Clearly it is trying to map the reads but it seems it can't find good seeds to begin with. I'm trying again with:

--seedSearchStartLmax 20

but also wondering if my genome index isn't helping. I'm using an index build for 75bp Illumina reads...

Thoughts?

Alexander Dobin

unread,

Aug 4, 2017, 12:43:42 PM8/4/17

to rna-star

Hi Nick,

STAR will likely not work well for reads with a large rate of indels.

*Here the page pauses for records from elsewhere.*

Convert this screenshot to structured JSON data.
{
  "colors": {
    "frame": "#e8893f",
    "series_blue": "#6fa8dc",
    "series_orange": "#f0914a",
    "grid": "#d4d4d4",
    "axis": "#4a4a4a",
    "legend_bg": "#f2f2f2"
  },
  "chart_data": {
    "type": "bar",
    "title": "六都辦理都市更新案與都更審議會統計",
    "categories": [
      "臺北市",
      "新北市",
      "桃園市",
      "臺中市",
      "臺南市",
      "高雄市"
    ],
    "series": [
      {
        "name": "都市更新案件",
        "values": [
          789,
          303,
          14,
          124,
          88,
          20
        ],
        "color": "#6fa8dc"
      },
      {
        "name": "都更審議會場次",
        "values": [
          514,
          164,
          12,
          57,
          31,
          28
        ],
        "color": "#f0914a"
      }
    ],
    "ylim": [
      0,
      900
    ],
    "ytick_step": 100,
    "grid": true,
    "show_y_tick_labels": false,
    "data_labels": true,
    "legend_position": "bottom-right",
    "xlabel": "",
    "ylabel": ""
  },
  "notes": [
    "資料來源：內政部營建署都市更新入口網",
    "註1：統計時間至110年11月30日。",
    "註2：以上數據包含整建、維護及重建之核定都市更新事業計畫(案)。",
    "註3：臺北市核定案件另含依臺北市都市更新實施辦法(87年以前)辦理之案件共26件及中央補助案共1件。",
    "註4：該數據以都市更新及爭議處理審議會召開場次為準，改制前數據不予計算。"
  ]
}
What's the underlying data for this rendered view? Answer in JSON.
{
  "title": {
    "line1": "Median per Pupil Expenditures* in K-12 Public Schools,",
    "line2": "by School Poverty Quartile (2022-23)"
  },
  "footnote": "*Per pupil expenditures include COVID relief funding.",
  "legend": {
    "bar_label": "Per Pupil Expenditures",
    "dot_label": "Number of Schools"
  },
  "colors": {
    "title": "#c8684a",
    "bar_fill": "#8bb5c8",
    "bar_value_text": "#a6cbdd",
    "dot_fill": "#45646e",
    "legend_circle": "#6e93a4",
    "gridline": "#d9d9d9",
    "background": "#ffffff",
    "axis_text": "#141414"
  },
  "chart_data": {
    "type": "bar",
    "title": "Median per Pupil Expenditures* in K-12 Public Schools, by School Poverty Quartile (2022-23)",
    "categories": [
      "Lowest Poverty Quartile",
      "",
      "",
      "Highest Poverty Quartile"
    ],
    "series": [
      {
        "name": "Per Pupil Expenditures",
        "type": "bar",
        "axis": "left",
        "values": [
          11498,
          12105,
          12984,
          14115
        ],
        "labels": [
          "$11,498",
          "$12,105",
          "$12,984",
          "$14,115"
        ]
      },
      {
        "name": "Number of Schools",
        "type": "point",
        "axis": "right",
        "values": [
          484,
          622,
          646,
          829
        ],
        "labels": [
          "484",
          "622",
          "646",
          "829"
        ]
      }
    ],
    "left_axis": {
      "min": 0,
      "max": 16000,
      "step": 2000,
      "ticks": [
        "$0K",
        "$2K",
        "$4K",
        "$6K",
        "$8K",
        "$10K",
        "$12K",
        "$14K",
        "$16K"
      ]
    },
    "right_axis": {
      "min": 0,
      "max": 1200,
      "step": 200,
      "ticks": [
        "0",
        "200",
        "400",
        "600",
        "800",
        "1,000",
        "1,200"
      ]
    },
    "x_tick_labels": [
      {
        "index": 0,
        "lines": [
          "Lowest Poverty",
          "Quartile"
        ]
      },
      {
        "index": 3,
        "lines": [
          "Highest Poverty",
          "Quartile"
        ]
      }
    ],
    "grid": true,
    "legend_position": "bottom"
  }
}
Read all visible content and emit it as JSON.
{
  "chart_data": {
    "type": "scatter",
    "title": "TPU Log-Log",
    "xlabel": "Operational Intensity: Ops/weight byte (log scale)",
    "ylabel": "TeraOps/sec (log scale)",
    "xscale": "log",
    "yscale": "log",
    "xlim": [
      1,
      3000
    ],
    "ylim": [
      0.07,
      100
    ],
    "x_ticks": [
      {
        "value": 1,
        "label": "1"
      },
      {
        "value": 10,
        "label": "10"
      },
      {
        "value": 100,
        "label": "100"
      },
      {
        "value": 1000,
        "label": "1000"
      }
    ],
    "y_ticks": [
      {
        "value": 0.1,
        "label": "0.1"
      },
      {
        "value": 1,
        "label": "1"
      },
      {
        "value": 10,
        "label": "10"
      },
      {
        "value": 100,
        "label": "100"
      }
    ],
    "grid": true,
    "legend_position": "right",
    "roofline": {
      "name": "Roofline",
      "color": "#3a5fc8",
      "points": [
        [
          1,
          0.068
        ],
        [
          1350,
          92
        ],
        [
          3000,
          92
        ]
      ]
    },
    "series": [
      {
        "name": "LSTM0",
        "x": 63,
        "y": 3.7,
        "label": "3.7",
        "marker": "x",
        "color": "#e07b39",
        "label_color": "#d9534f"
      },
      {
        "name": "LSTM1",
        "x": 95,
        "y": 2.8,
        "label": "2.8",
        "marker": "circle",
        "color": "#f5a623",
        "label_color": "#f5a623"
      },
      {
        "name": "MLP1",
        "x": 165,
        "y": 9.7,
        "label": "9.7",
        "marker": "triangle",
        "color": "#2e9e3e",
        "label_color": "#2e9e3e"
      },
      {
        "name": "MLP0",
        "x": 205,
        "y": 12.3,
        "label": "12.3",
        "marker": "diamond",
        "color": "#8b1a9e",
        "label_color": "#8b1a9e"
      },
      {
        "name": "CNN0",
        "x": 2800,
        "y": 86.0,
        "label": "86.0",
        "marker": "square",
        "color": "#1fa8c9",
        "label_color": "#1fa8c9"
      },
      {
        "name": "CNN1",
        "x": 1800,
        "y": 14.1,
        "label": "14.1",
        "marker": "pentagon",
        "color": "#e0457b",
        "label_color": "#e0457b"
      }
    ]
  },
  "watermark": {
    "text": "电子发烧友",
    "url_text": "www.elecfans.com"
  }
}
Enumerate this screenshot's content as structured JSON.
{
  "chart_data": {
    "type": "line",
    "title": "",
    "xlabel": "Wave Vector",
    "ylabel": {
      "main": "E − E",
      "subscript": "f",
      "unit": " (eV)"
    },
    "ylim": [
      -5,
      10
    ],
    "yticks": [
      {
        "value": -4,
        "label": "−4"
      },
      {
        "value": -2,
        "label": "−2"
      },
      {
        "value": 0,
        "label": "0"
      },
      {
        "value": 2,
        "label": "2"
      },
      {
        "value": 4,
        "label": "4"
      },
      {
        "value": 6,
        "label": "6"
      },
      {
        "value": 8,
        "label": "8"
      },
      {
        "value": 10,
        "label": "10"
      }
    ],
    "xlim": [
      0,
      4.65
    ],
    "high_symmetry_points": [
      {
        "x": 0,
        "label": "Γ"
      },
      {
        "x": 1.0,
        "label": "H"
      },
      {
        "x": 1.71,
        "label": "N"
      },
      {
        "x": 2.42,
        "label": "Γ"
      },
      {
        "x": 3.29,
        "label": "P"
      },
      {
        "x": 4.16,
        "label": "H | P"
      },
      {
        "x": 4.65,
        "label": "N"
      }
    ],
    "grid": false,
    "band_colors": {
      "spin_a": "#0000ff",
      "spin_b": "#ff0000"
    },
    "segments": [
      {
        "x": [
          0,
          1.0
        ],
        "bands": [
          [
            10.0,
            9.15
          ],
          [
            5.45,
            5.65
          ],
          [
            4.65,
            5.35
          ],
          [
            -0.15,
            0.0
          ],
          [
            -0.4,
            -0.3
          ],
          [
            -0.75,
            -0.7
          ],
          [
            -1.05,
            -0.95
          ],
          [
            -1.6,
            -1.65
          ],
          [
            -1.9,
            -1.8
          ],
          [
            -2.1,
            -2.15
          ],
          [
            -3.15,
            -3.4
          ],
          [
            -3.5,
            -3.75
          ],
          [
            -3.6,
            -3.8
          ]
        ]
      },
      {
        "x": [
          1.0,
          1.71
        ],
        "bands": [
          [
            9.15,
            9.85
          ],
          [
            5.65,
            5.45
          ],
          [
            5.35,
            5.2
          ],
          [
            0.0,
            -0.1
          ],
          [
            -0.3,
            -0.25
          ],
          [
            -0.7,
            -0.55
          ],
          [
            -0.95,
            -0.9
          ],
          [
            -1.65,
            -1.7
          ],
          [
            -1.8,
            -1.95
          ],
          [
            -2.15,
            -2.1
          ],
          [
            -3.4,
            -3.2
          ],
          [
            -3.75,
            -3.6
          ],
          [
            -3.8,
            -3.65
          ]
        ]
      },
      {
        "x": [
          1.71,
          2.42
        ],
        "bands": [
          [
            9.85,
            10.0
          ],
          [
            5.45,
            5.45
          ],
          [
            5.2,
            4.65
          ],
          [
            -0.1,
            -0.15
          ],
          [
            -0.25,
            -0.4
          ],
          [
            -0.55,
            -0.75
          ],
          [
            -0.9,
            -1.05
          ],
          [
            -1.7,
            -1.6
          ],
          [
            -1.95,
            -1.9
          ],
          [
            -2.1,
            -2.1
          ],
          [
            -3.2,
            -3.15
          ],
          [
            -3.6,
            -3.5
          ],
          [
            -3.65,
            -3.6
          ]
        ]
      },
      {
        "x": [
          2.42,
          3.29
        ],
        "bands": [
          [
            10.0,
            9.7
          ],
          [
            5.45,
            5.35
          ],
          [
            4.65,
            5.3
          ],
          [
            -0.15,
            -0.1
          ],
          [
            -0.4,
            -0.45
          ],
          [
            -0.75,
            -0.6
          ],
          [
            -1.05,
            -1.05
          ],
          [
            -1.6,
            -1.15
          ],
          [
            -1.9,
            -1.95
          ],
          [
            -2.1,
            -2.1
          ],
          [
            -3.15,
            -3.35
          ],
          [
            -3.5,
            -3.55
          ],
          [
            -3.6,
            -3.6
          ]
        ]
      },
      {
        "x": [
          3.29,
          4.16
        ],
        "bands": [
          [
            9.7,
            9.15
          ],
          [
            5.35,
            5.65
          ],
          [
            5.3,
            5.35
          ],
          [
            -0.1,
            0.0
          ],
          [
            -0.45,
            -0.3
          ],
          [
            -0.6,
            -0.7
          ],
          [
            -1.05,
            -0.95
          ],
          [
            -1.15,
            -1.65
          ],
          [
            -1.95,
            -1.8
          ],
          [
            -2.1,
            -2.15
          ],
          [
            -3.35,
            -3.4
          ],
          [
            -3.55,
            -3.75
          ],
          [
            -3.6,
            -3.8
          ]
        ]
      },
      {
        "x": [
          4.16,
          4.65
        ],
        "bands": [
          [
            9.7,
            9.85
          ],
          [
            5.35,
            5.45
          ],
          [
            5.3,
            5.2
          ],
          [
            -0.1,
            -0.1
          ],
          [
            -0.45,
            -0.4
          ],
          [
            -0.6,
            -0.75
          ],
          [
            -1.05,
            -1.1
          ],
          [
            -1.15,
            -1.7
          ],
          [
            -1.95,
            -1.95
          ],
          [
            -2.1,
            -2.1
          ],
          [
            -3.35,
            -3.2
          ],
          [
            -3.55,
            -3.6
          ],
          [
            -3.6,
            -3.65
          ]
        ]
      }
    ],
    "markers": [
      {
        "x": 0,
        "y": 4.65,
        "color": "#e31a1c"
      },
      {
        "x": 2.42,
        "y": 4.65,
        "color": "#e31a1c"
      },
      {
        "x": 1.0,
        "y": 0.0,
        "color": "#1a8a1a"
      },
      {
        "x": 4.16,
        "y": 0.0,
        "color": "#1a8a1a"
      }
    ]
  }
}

The parameters you may want to tweak aggressively are

--seedSearchStartLmax - reduce to 10 or even below

--winAnchorMultimapNmax - increase to 1000 or more

--seedMultimapNmax - increase to 100000 or more

If you have a few reads that you can share, I can play with parameters to see what is the best the current algorithm can do.

Cheers

Alex

Nick Schurch

unread,

Aug 8, 2017, 5:04:01 AM8/8/17

to rna-star

Thanks Alex, I'll give that a try. I'll check with my PI and make sure he's happy before I do splashing the reads around ;)

Nick Schurch

unread,

Aug 9, 2017, 10:57:53 AM8/9/17

to rna-star

I tried these parameters but it resulted in a Fatal Error during the alignment:

EXITING because of FATAL error: too many pieces pere read
SOLUTION: increase input parameter --seedPerReadNmax
Aug 08 18:09:03 ...... FATAL ERROR, exiting

Seems like it really doesn't like --seedSearchStartLmax 10. I'll try it with 20 and see if that goes through...

.

Alexander Dobin

unread,

Aug 9, 2017, 12:31:36 PM8/9/17

to rna-star

Hi Nick,

it seems you would have to further increase --seedPerReadNmax until this error disappears.